Just babbling... just a thought.

JMH
 
If you need $1000 per month, then you need to get something that can consistently yield 4% after taxes. Decide how much risk you want to take. If you need a guaranteed income stream for your car payment every month, then go with a CD or some vehicle that is relatively safe. Consider your tax consequences, and you may want to find a tax-exempt vehicle for investment to minimize your tax bite.

For long term investing, I generally invest in Index stock funds because I can follow the returns easily by reading the S&P index in the newspaper. I also have invested in health care funds, and gotten good returns. The health care funds carry more risk in general than the index funds, and neither may guarantee the $1000 monthly return you need.

Until you decide, park your money into either a regular or Tax exempt money market fund, so you can start earning money on the principal. You can then move money into your choices of funds easily by writing a check against that account.

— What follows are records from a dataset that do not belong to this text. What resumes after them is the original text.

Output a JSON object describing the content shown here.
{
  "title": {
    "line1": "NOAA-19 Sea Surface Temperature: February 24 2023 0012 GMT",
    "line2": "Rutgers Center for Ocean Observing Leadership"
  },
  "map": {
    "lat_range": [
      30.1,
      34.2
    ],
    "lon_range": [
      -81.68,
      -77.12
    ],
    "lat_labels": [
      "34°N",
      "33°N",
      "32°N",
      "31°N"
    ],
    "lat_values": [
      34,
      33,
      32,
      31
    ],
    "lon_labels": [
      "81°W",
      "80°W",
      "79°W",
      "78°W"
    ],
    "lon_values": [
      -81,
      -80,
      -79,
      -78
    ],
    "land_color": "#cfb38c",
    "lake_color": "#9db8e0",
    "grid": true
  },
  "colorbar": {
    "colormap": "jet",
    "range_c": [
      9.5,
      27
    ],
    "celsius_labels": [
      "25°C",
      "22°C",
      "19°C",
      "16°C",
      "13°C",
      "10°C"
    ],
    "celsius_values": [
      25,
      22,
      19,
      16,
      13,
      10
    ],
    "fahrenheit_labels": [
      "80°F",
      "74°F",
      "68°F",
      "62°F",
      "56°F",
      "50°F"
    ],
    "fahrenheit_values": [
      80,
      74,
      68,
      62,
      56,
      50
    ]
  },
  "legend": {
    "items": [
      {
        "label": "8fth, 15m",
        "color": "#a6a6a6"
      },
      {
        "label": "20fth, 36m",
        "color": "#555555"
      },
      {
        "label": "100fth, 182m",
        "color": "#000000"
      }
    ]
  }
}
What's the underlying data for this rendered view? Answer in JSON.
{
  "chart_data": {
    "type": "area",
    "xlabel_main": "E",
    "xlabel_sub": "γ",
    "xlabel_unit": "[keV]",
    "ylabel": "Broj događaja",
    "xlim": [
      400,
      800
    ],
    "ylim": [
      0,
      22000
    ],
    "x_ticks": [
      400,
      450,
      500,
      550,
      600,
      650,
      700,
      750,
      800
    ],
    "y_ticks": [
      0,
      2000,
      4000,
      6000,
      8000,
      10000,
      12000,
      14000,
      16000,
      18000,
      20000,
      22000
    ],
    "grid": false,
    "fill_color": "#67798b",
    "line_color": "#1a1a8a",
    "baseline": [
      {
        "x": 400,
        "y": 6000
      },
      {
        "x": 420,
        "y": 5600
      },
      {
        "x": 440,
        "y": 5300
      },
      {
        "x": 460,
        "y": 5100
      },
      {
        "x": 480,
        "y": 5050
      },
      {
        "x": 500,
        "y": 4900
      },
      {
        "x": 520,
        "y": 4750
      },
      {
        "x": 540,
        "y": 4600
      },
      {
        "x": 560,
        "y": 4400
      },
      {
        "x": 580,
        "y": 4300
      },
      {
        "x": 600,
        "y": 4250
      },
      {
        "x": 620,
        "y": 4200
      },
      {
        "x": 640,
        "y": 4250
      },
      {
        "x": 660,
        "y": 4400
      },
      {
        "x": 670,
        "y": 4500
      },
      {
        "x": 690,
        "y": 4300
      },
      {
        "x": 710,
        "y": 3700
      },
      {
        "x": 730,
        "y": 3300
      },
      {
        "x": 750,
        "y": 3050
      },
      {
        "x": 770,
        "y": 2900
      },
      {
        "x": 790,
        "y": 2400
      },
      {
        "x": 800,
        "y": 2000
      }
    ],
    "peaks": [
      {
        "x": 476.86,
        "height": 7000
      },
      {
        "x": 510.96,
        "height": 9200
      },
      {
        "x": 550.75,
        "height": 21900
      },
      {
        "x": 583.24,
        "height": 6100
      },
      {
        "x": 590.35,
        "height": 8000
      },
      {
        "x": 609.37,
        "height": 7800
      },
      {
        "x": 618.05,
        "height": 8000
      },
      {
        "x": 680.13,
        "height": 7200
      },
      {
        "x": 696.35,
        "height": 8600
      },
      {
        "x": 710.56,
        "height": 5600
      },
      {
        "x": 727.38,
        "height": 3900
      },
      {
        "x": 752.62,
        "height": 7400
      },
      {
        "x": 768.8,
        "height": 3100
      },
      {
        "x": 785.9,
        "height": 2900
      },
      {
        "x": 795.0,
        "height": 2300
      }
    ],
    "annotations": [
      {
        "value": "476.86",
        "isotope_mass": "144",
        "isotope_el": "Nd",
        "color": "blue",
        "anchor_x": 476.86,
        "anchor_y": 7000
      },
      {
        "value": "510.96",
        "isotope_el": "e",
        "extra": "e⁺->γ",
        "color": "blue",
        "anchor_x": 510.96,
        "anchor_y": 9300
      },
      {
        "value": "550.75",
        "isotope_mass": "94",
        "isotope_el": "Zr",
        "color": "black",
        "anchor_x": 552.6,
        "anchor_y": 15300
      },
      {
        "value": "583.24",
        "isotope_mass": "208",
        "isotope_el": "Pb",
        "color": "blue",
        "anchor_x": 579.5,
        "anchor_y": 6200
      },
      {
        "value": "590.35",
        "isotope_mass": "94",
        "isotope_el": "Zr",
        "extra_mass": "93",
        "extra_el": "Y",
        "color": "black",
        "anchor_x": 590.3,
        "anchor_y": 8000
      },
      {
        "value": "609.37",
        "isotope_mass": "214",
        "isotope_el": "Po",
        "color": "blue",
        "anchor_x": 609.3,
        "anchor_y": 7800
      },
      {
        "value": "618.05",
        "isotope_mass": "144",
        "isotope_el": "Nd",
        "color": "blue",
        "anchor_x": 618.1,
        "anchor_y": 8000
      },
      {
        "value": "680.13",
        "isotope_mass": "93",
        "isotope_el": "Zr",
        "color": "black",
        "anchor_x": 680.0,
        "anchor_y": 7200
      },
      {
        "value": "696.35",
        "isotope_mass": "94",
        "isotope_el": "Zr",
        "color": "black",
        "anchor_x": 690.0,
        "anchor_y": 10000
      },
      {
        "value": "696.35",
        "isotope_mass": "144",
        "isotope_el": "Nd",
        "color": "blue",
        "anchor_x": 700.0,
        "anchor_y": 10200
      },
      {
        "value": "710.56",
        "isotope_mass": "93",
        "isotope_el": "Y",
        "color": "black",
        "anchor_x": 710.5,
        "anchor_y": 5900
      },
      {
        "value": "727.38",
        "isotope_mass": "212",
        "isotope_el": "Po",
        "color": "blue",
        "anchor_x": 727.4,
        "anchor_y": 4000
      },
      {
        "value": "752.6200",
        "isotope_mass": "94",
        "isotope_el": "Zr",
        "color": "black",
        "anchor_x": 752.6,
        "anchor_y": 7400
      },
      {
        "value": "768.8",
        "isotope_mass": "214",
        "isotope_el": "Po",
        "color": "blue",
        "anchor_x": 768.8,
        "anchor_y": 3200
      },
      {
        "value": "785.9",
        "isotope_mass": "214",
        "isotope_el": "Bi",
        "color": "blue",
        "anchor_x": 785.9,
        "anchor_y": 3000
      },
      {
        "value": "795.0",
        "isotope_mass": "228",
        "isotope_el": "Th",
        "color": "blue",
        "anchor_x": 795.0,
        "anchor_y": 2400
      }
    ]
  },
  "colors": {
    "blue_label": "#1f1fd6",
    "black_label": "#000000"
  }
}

In the meantime, research your options, determine your risk threshold, and then deliberately invest. In all cases, if you invest in mutual funds, go with the no-load funds. Paying commissions to a middle man does not enhance investment returns.

Hope this info helps get you started.
 
ETF's have lower MER's. ETF's can be bought and sold at the drop of a hat. ETF's have lower taxable distributions of incurred capital gains during mass redemptions.

http://www.etfzone.com has a nice chart under the heading of 'tax advantages'. During the recent market contraction, the average ETF distributed 0.31% of its value as capital gains, while traditional mutual funds distributed 5.87%.

If you pay capital gains tax, that is a huge difference in your overall tax bill during a downcycle.

Also, ETF's have many other advantages. For example, most brokers (at least in Canada) are reluctant to margin traditional index funds (or mutual funds in general), while they will gleefully margin ETF's with 30% required margin. You can also short ETF's, whereas mutual funds cannot be short sold. And fairly liquid markets exist for options on ETF's whereas they do not exist for mutual funds.
 
Why make car payments, just pay it off. I tend to agree with the CDs. Ladder them so some come due every month. That way you have reserves available in case something comes up.

Also, I would be inclined to invest some in stock mutual funds. Not sure how much. Out of 300,000, maybe 10 to 15 percent. If it goes up, great. If it goes down, add to it.
 
AJ, you are 40 yrs. old and haven't developed a relationship with a professional financial advisor or brokerage firm?? This calls for professional advice, so I won't attempt it. I'm sure others will chime in.

Unless you have some unusual deal, you might want to consider paying off the car in one whack and not dealing with these payments.

You are an awfully young guy to be focusing on current income rather than long term growth from such an investment, but I don't know your situation.

You really need a complete analysis of your total situation including retirement and tax planning etc.